By this time Drake had got its wrapper off and revealed a jewel case. He handed it to Mrs. Lorton with the slight awkwardness of a man giving a present.
"Here's a little thing I hope you will accept, Mrs. Lorton," he said.
"For me!" she exclaimed, bridling, and raising her brows with juvenile archness. "Are you sure it's for me? Now, shall I guess——"
"Oh, no, you don't, mamma," said Dick emphatically. "I'll open it if you can't manage it. Oh, I say!" he exclaimed, as Mrs. Lorton opened the case, and the sparkle of diamonds was emitted.
Mrs. Lorton echoed his exclamation, and her face flushed with all a woman's delight as she gazed at the diamond bracelet reposing on its bed of white plush.
"Really——My dear Mr. Vernon!" she gasped. "How—how truly magnificent! But surely not for me—for me!"
He was beginning to get, if not uncomfortable, a little bored, with a man's hatred of fuss.
"I'm afraid there's not much magnificence about it," he said, rather shortly. "I hope you like the pattern, style, or whatever you call it.
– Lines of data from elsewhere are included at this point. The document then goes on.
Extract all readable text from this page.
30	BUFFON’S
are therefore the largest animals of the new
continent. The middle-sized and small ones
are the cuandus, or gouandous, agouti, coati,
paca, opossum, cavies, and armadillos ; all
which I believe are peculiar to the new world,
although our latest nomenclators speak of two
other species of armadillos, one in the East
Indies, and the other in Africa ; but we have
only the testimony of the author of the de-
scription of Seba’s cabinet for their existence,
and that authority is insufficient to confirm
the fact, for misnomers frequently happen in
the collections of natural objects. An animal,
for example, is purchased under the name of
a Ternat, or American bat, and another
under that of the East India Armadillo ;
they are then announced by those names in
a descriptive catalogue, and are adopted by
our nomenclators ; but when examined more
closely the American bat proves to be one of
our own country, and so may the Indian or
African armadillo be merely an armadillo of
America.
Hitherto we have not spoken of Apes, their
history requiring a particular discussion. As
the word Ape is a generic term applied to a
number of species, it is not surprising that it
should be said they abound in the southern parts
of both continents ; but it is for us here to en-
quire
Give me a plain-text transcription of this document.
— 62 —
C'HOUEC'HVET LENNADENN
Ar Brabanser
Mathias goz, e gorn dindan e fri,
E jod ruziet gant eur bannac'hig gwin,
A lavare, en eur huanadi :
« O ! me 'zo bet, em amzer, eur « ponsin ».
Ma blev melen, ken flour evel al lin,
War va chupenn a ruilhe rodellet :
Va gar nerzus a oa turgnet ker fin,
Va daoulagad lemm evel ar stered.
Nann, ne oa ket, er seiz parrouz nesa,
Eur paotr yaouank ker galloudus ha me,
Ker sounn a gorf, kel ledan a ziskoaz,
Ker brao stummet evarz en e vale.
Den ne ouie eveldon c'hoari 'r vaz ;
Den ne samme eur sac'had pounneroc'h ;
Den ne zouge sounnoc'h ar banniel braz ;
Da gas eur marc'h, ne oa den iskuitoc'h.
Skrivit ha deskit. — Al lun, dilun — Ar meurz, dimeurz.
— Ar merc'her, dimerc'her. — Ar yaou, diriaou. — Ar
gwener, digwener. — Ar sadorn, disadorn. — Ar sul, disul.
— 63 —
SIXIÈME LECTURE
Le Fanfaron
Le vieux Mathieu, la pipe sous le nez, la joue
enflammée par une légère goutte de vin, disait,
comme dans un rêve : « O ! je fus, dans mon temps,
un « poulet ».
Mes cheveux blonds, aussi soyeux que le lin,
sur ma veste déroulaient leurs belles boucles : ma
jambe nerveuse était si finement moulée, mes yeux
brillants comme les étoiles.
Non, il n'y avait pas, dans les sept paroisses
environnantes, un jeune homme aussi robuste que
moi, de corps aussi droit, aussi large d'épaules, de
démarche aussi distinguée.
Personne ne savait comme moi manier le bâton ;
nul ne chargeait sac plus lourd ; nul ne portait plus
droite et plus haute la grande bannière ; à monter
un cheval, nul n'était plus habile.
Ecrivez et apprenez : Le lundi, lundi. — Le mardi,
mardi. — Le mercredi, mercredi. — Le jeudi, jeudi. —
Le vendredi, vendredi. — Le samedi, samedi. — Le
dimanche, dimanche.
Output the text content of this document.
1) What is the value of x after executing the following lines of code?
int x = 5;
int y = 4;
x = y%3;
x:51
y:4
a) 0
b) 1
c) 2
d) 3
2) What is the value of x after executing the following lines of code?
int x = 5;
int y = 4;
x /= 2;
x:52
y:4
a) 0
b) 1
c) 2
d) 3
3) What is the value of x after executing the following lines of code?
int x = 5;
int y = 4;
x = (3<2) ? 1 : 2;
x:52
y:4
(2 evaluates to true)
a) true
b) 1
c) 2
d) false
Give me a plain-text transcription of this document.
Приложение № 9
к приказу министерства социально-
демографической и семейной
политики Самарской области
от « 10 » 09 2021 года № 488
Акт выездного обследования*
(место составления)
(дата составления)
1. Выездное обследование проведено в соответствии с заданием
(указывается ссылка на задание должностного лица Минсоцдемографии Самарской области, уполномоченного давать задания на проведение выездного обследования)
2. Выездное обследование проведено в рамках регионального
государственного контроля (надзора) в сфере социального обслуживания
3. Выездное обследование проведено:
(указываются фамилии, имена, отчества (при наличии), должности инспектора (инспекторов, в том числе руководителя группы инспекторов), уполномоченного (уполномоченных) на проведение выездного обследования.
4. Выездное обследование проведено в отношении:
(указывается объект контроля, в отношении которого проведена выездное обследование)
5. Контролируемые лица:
I had to risk it, not being there to choose. And there's a gun in that case, Dick."
Dick made an indecent grab for the larger parcel, and, tearing off the wrapper, opened the thick leather case and took out a costly gun.
"And a Greener!" he exclaimed. "A Greener! I say, you know, sir——"
He laughed excitedly, his face flushed with delight, as he carried the gun to the window.
"Is it not perfect, simply perfect, Eleanor?" said Mrs. Lorton, holding out her arm with the bracelet on her wrist. "Really, I don't think you could have chosen a handsomer one, Mr. Vernon, if you had gone to London to do so."
"I am glad you are pleased with it," he said simply.
"Pleased? It is perfect! Eleanor, haven't you a word to say? No; I imagine you are too overwhelmed for words," said Mrs. Lorton, with a kind of cackle.
"It is very beautiful, mamma," she said gravely; and her face, as she leaned over the thing, was grave also.
Drake looked at her as he rose, and understood the look and the tone of her voice, and was glad that he had resisted the almost irresistible temptation to order a somewhat similar present for her.
"I say, sir, you must get your gun down, and we must go for some rabbits," said Dick eagerly. "And I can get a day or two's shooting over the Maltby land as soon as the season opens. I'm sure they'd give it me."
"That's tempting, Dick," said Drake; "and it adds another cause to my regret that I am leaving to-morrow."
"Leaving to-morrow!" exclaimed Mrs. Lorton, with a gasp. "Surely not! You are not thinking, dreaming of going, my dear Mr. Vernon?"
"It's very good of you," he said, picking up his cap and nearing the door. "But I couldn't stay forever, you know. I've trespassed on your hospitality too much already."
"Oh, I say, you know!" expostulated Dick, in a deeply aggrieved tone. "I say, Nell, do you hear that? Mr. Vernon's going!"
"Miss Nell knows that I have been 'going' for some days past, only that I haven't been able to tear myself away. It's nearly five, Miss Nell, and we ordered the boat for half-past four, you know," he added, in a matter-of-fact way.
She rose and ran out of the room for her jacket and tam-o'-shanter, and they went out, leaving Mrs. Lorton and Dick still gloating over their presents.